Regaining Control: Pragmatic Patterns for AI Collaboration
I am not saying I should banish AI completely, that is too strict. AI has immense value. In software engineering, we identify code smells and take corrective actions called refactoring. Similarly, we must watch for “workflow smells” in our collaboration with AI.
If the AI is working well for you, if you are learning, and if you are in complete control of the system, that is wonderful. But if you feel a growing distance from your code, if you find yourself glazed over auditing diffs, or if your memory of what you built throughout the day is blurred, that is a smell. You need to take corrective action(s) and establish boundaries that work for you.
Here are the active collaboration patterns that I am trying:
1. Keep AI at the Periphery
Use AI as a sounding board first, and a code generator second.
- Reviews & Discussions: Use the AI’s knowledge base to critique my designs, look for edge cases, and discuss trade-offs before writing code.

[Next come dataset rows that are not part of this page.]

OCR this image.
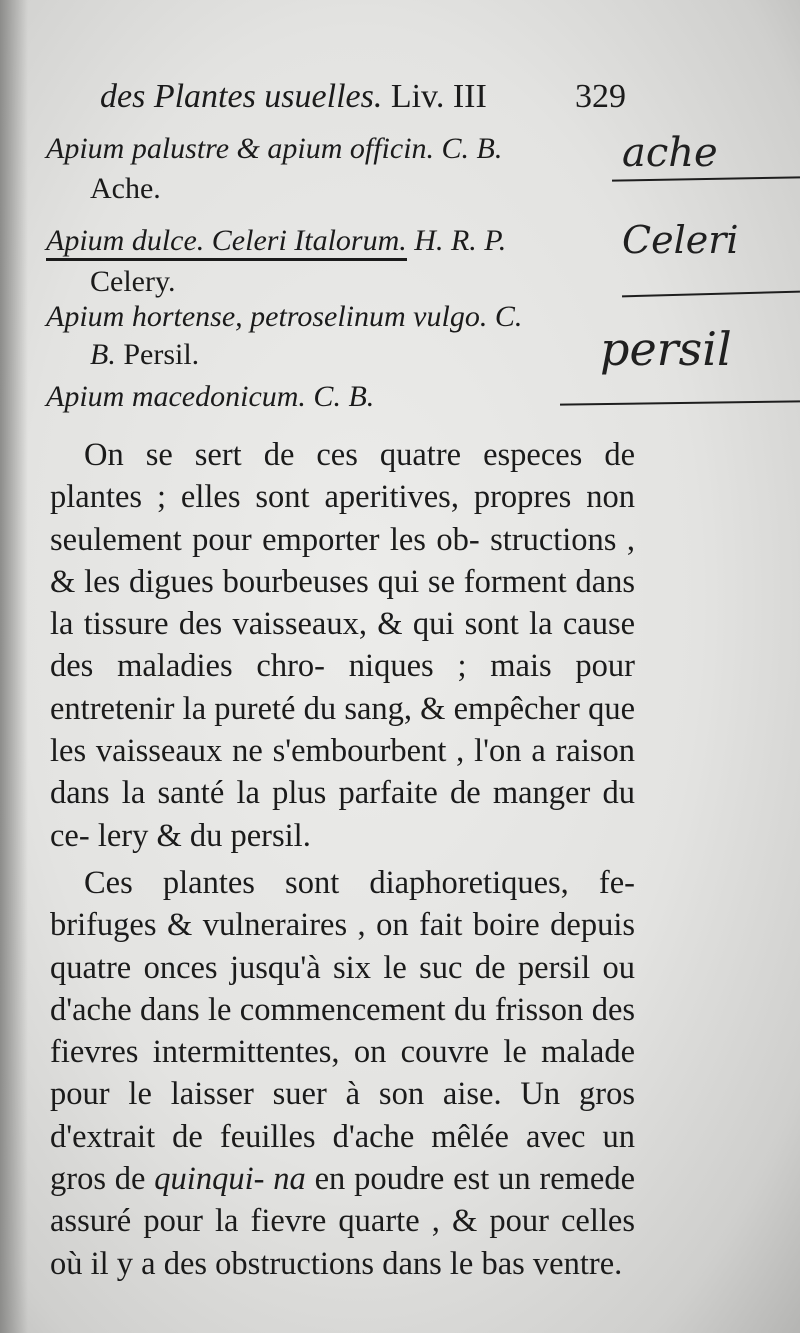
des Plantes usuelles. Liv. III	329
Apium palustre & apium officin. C. B.
Ache.
Apium dulce. Celeri Italorum. H. R. P.
Celery.
Apium hortense, petroselinum vulgo. C.
B. Persil.
Apium macedonicum. C. B.
ache
Celeri
persil

On se sert de ces quatre especes de plantes ; elles sont aperitives, propres non seulement pour emporter les ob- structions , & les digues bourbeuses qui se forment dans la tissure des vaisseaux, & qui sont la cause des maladies chro- niques ; mais pour entretenir la pureté du sang, & empêcher que les vaisseaux ne s'embourbent , l'on a raison dans la santé la plus parfaite de manger du ce- lery & du persil.

Ces plantes sont diaphoretiques, fe- brifuges & vulneraires , on fait boire depuis quatre onces jusqu'à six le suc de persil ou d'ache dans le commencement du frisson des fievres intermittentes, on couvre le malade pour le laisser suer à son aise. Un gros d'extrait de feuilles d'ache mêlée avec un gros de quinqui- na en poudre est un remede assuré pour la fievre quarte , & pour celles où il y a des obstructions dans le bas ventre.
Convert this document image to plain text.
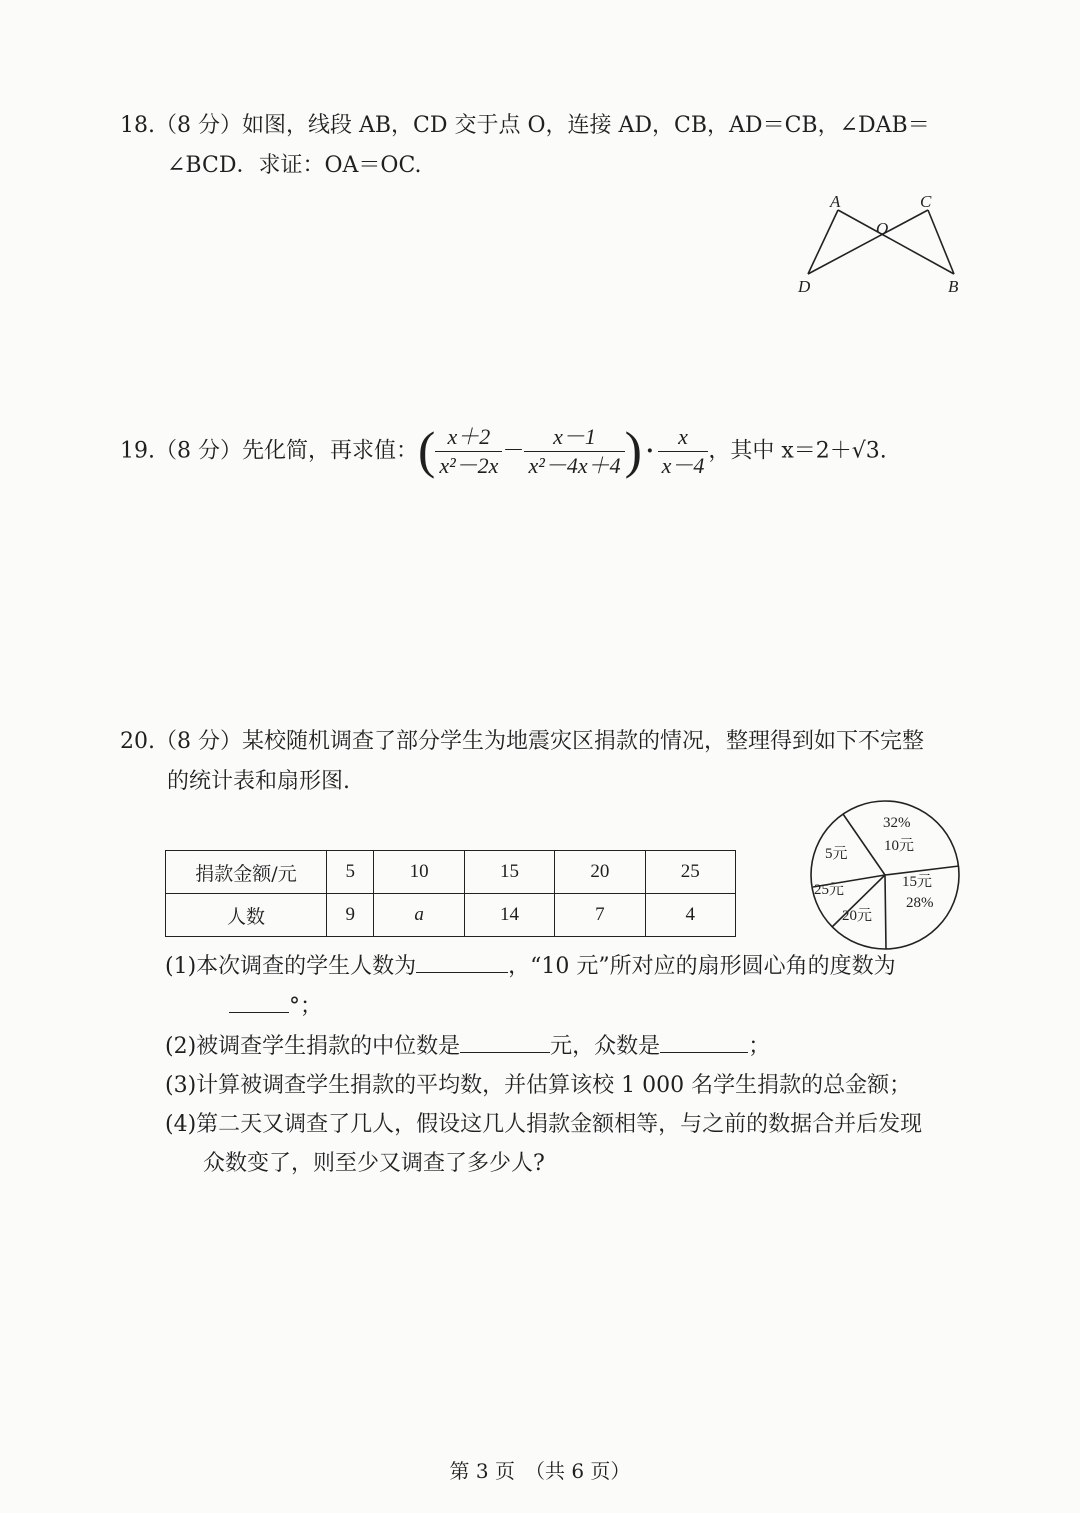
18.（8 分）如图，线段 AB，CD 交于点 O，连接 AD，CB，AD＝CB，∠DAB＝
∠BCD．求证：OA＝OC.
A	C
O
D	B
19.（8 分）先化简，再求值：( $\frac{x+2}{\text{x²－2x}} - \frac{x-1}{\text{x²－4x＋4}}$ ) · $\frac{x}{x-4}$ ，其中 x＝2＋√3.
20.（8 分）某校随机调查了部分学生为地震灾区捐款的情况，整理得到如下不完整
的统计表和扇形图.
捐款金额/元	5	10	15	20	25
人数	9	a	14	7	4
32%
10元
5元
15元
28%
25元
20元
(1)本次调查的学生人数为	，“10 元”所对应的扇形圆心角的度数为
°；
(2)被调查学生捐款的中位数是	元，众数是	；
(3)计算被调查学生捐款的平均数，并估算该校 1 000 名学生捐款的总金额；
(4)第二天又调查了几人，假设这几人捐款金额相等，与之前的数据合并后发现
众数变了，则至少又调查了多少人?
第 3 页　（共 6 页）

- Boilerplate Replication: Once I have handcrafted 4 or 5 parser modules to establish the pattern, use the AI to generate the 6th. The AI excels at mimicking established structural patterns, but the pattern must be set by me.

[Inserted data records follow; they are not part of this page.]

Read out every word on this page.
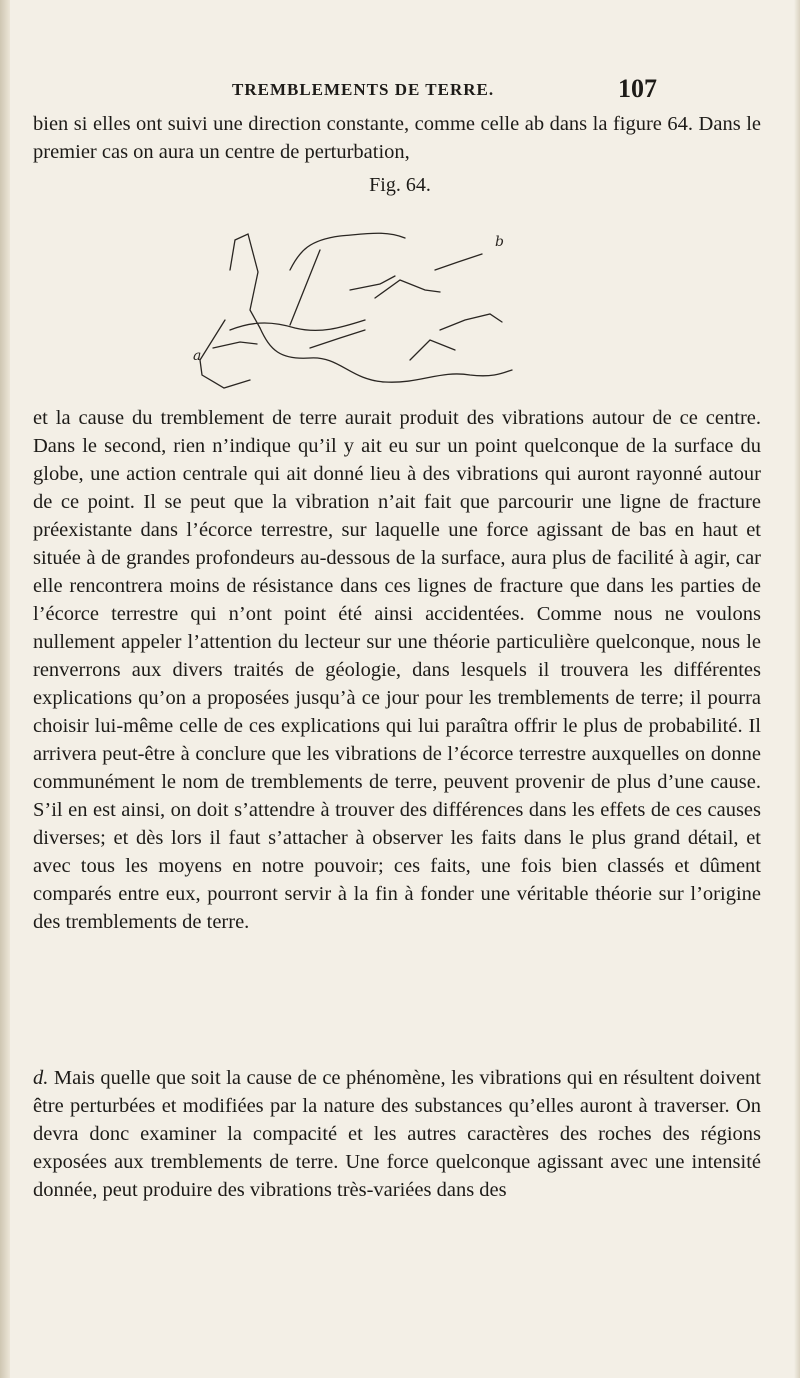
TREMBLEMENTS DE TERRE.	107

bien si elles ont suivi une direction constante, comme celle ab dans la figure 64. Dans le premier cas on aura un centre de perturbation,

Fig. 64.
a
b

et la cause du tremblement de terre aurait produit des vibrations autour de ce centre. Dans le second, rien n’indique qu’il y ait eu sur un point quelconque de la surface du globe, une action centrale qui ait donné lieu à des vibrations qui auront rayonné autour de ce point. Il se peut que la vibration n’ait fait que parcourir une ligne de fracture préexistante dans l’écorce terrestre, sur laquelle une force agissant de bas en haut et située à de grandes profondeurs au-dessous de la surface, aura plus de facilité à agir, car elle rencontrera moins de résistance dans ces lignes de fracture que dans les parties de l’écorce terrestre qui n’ont point été ainsi accidentées. Comme nous ne voulons nullement appeler l’attention du lecteur sur une théorie particulière quelconque, nous le renverrons aux divers traités de géologie, dans lesquels il trouvera les différentes explications qu’on a proposées jusqu’à ce jour pour les tremblements de terre; il pourra choisir lui-même celle de ces explications qui lui paraîtra offrir le plus de probabilité. Il arrivera peut-être à conclure que les vibrations de l’écorce terrestre auxquelles on donne communément le nom de tremblements de terre, peuvent provenir de plus d’une cause. S’il en est ainsi, on doit s’attendre à trouver des différences dans les effets de ces causes diverses; et dès lors il faut s’attacher à observer les faits dans le plus grand détail, et avec tous les moyens en notre pouvoir; ces faits, une fois bien classés et dûment comparés entre eux, pourront servir à la fin à fonder une véritable théorie sur l’origine des tremblements de terre.

d. Mais quelle que soit la cause de ce phénomène, les vibrations qui en résultent doivent être perturbées et modifiées par la nature des substances qu’elles auront à traverser. On devra donc examiner la compacité et les autres caractères des roches des régions exposées aux tremblements de terre. Une force quelconque agissant avec une intensité donnée, peut produire des vibrations très-variées dans des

2. Pair with AI (Alternating Roles)
Establish a strict division of labor:
- Test-Driven Delegation: I write the tests; the AI writes the implementation (the monotony).
- Alternatively, I write the code, and ask the AI to critique it, write unit tests, or suggest missing edge cases.

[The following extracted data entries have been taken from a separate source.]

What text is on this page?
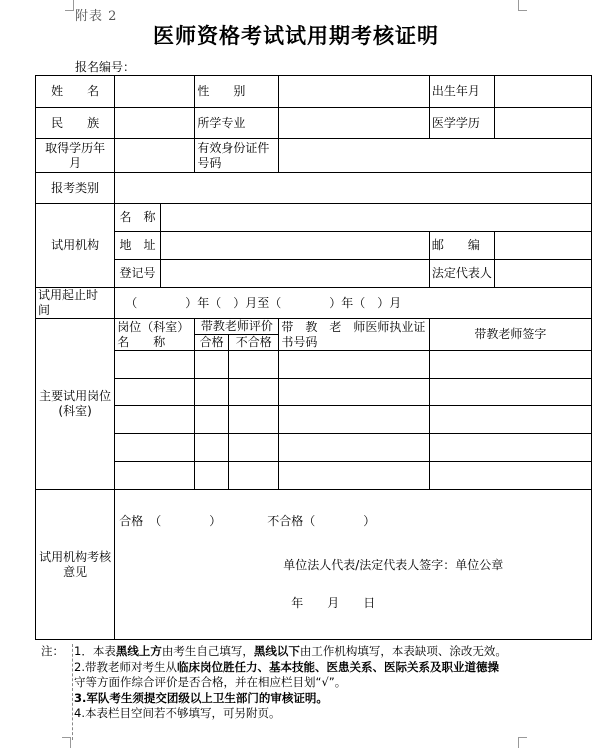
附表 2
医师资格考试试用期考核证明
报名编号：
姓　　名			性　　别			出生年月	
民　　族			所学专业			医学学历	
取得学历年　　月			有效身份证件号码				
报考类别							
试用机构	名　称						
	地　址					邮　　编	
	登记号					法定代表人	
试用起止时　　间	（　　　　）年（　）月至（　　　　）年（　）月						
主要试用岗位(科室)	岗位（科室）名　　称		带教老师评价		带　教　老　师医师执业证书号码	带教老师签字	
			合格	不合格			

试用机构考核意见	合格　（　　　　） 不合格（　　　　）
单位法人代表/法定代表人签字：单位公章
年　　月　　日						
注： 1．本表黑线上方由考生自己填写，黑线以下由工作机构填写，本表缺项、涂改无效。
2.带教老师对考生从临床岗位胜任力、基本技能、医患关系、医际关系及职业道德操
守等方面作综合评价是否合格，并在相应栏目划“√”。
3.军队考生须提交团级以上卫生部门的审核证明。
4.本表栏目空间若不够填写，可另附页。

3. The 15-Minute “Explainer’s Tax” Circuit Breaker
If explaining a complex edge case and auditing the AI’s generated code stretches beyond 15 minutes of prompting, I treat it as a signal that the problem is too nuanced for the assistant. I close the chat, open a blank buffer, and write the logic myself.
4. Maintaining a “Slow Code” Sanctuary
Keep a personal sandbox project where I write the core logic entirely by hand.
For me, this is infer, an educational compiler in Rust. The AI is allowed to act as an active reviewer or documenter, but it never sits in the driver’s seat. The physical act of writing the code remains mine alone.
Reclaiming the Joy of Software
The narrative that “coding is dead” feels wrong to me. It assumes coding is merely typing. In reality, coding is the process of reflection. It is where the design is tested, where compromises are made, and where understanding is forged. It is in the middle of writing code that we weigh design tradeoffs and make intentional choices, like deciding whether to handle RECORD<1,2>=23 in the parser or the lexer, or stopping to refactor when an abstraction begins to stretch.
Moving slow is an art. It is only when I move slow that I have the space to think about my previous commits, look for design smells, and take a pause to reflect on my code. But when we chase speed as our primary engineering metric, we forget how to move slow. We lose that reflective pause.
The joy of programming is found in the friction of this struggle, the elegant solution arrived at after hours of thought, and the physical act of creation. It is found in that exact moment when a compiler error finally vanishes because you understood the system, not because you fed a diff to a stateless agent.
Speed has its place, but it is a hollow victory if we lose our intimacy with the systems we build. For me, pure speed will never be worth the cost of the joy of programming.